Thimphu

Thimphu, mit einer geschätzten Bevölkerung von 45.000 (1997), ist die Hauptstadt des Himalaya-Königreichs Bhutan. Die Stadt liegt im Westen des Landes am Fluss Wang Chu in einer Höhe von 2400 m.

Inhaltsverzeichnis

Politisches Zentrum

Der Tashi Cho Dzong, eine festungsähnliche Klosteranlage aus dem 13. Jahrhundert, in den 1960ern restauriert und erweitert, dient seit 1952 als Sitz der Regierung des Landes. Hier residiert in den Sommermonaten auch das religiöse Oberhaupt des Landes, der Jhe Kenpo. Der König (Jigme Singye Wangchuk) verfügt in der Anlage über ein Arbeitszimmer.

Der Dechenchoeling-Palast, die offizielle Residenz des Königs, liegt im Norden von Thimphu, weitere Klöster (Tango, Cheri) befinden sich in unmittelbarer Nähe der Stadt.

Entscheidungszentrum

Thimphu ist Sitz von Regierung, Parlament und Verwaltung und damit das Zentrum politischer Entscheidungen im Lande. Hier werden Entscheidungen über die Verwendung ausländischer Gelder für die Entwicklungsplanung Bhutans getroffen.
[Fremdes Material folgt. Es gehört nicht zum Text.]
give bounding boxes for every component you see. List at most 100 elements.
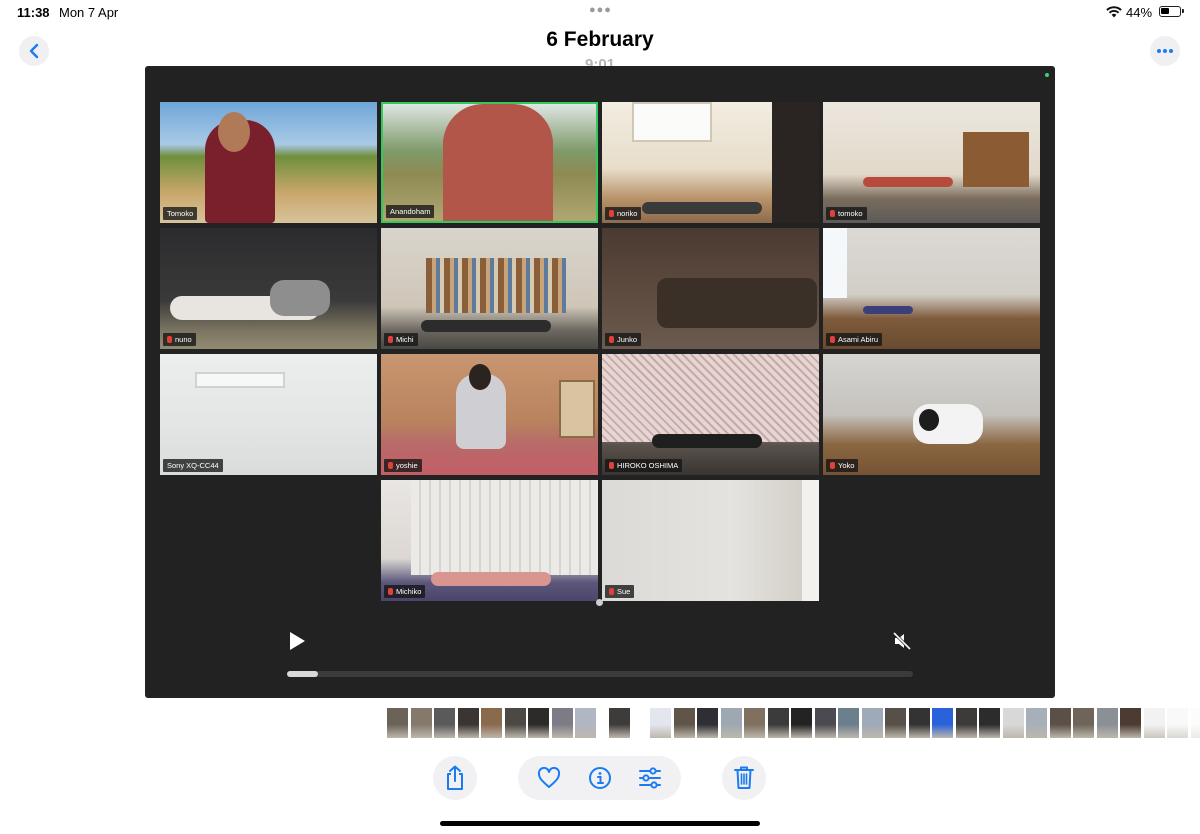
participant-video [443,104,553,221]
battery-percent: 44% [1126,5,1153,20]
mute-button[interactable] [887,626,917,656]
sofa [657,278,817,328]
mic-muted-icon [388,462,393,469]
home-indicator[interactable] [440,821,760,826]
participant-tile-michiko: Michiko [381,480,598,601]
participant-name-label: Tomoko [163,207,198,220]
participant-name-label: HIROKO OSHIMA [605,459,683,472]
filmstrip-thumbnail[interactable] [551,708,573,738]
filmstrip-thumbnail[interactable] [673,708,695,738]
play-button[interactable] [282,626,312,656]
filmstrip-thumbnail[interactable] [410,708,432,738]
filmstrip-thumbnail[interactable] [1073,708,1094,738]
filmstrip-thumbnail[interactable] [1026,708,1047,738]
action-group [518,756,681,800]
status-time: 11:38 [17,5,50,20]
filmstrip-thumbnail[interactable] [1049,708,1071,738]
info-icon [589,767,611,789]
participant-tile-michi: Michi [381,228,598,349]
filmstrip-thumbnail[interactable] [575,708,596,738]
filmstrip-thumbnail[interactable] [861,708,883,738]
person-head [469,364,491,390]
share-icon [447,765,463,790]
trash-icon [734,766,754,789]
filmstrip-thumbnail[interactable] [1143,708,1165,738]
filmstrip-thumbnail[interactable] [814,708,836,738]
battery-icon [1159,6,1184,17]
window [823,228,847,298]
filmstrip-thumbnail[interactable] [767,708,789,738]
participant-tile-sony-xq-cc44: Sony XQ-CC44 [160,354,377,475]
multitasking-dots-icon[interactable]: ●●● [589,4,612,16]
participant-name-label: Yoko [826,459,859,472]
filmstrip-thumbnail[interactable] [744,708,765,738]
filmstrip-thumbnail[interactable] [504,708,526,738]
participant-tile-tomoko-2: tomoko [823,102,1040,223]
filmstrip-thumbnail[interactable] [885,708,906,738]
bookshelf [772,102,819,223]
filmstrip-thumbnail[interactable] [838,708,859,738]
filmstrip-thumbnail[interactable] [528,708,549,738]
share-button[interactable] [433,756,477,800]
favorite-button[interactable] [534,763,564,793]
picture-frame [559,380,595,438]
person-lying [431,572,551,586]
filmstrip-thumbnail[interactable] [979,708,1000,738]
delete-button[interactable] [722,756,766,800]
filmstrip-thumbnail[interactable] [434,708,455,738]
bookshelf [426,258,566,313]
trampoline [863,306,913,314]
filmstrip-thumbnail[interactable] [791,708,812,738]
recording-indicator [1045,73,1049,77]
scrubber-handle[interactable] [596,599,603,606]
mic-muted-icon [830,210,835,217]
participant-name-label: Junko [605,333,642,346]
filmstrip-thumbnail[interactable] [908,708,930,738]
participant-tile-noriko: noriko [602,102,819,223]
filmstrip-thumbnail[interactable] [457,708,479,738]
participant-tile-asami-abiru: Asami Abiru [823,228,1040,349]
more-button[interactable] [1150,36,1180,66]
mic-muted-icon [609,210,614,217]
participant-tile-hiroko-oshima: HIROKO OSHIMA [602,354,819,475]
filmstrip-thumbnail[interactable] [650,708,671,738]
door-frame [802,480,819,601]
mic-muted-icon [388,336,393,343]
filmstrip-thumbnail[interactable] [608,708,630,738]
curtain [602,354,819,442]
status-date: Mon 7 Apr [59,5,119,20]
page-title: 6 February [546,28,654,51]
filmstrip-thumbnail[interactable] [932,708,953,738]
participant-name-label: tomoko [826,207,867,220]
participant-tile-sue: Sue [602,480,819,601]
video-progress-bar[interactable] [287,671,913,677]
filmstrip-thumbnail[interactable] [720,708,742,738]
filmstrip-thumbnail[interactable] [1002,708,1024,738]
filmstrip-thumbnail[interactable] [697,708,718,738]
participant-name-label: yoshie [384,459,422,472]
thumbnail-filmstrip[interactable] [387,708,1200,738]
person-lying [863,177,953,187]
person-lying [642,202,762,214]
video-player[interactable]: Tomoko Anandoham noriko tomoko nuno Mich… [145,66,1055,698]
filmstrip-thumbnail[interactable] [1167,708,1188,738]
participant-tile-junko: Junko [602,228,819,349]
participant-name-label: Michi [384,333,418,346]
filmstrip-thumbnail[interactable] [1120,708,1141,738]
participant-name-label: Anandoham [386,205,435,218]
filmstrip-thumbnail[interactable] [387,708,408,738]
participant-video-head [218,112,250,152]
wifi-icon [1106,6,1122,18]
adjust-button[interactable] [635,763,665,793]
info-button[interactable] [585,763,615,793]
mic-muted-icon [167,336,172,343]
participant-name-label: Sue [605,585,635,598]
participant-name-label: Michiko [384,585,426,598]
filmstrip-thumbnail[interactable] [481,708,502,738]
speaker-muted-icon [892,631,912,651]
filmstrip-thumbnail[interactable] [1190,708,1200,738]
mic-muted-icon [830,462,835,469]
filmstrip-thumbnail[interactable] [1096,708,1118,738]
participant-tile-tomoko: Tomoko [160,102,377,223]
filmstrip-thumbnail[interactable] [955,708,977,738]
Thimphu ist Sitz einiger diplomatischer Vertretungen, insbesondere der im Lande operierenden UN-Organisationen, von Entwicklungshilfe-Organisationen und diverser NROs (Nichtregierungs-Organisationen).

Entwicklungsprobleme

Davon hat die wirtschaftliche Entwicklung der Stadt sichtbar profitiert. Damit hat Thimphu allerdings zugleich den Wandel von einer beschaulichen Kleinstadt zu einer Stadt mit Verkehrs- und Umweltproblemen (Abwasser, Müll) vollzogen. Jugend-Arbeitslosigkeit, Kriminalität und Drogenprobleme sind zudem weitere unerwünschte Phänomene dieser modernen Entwicklung.

Tourismus

Gesellschaftlicher Höhepunkt für die Bewohner der Stadt und zugleich attraktiver Anziehungspunkt für ausländische Touristen ist das jährlich stattfindende Klosterfest (Tsechu) Thimphus im Herbst. Die meisten Hotels des Landes konzentrieren sich in der Hauptstadt. Im Hinblick auf die Jubiläumsfeiern "100 Jahre Monarchie Bhutan" werden 2007 tausende Besucher aus aller Welt in Bhutan erwartet.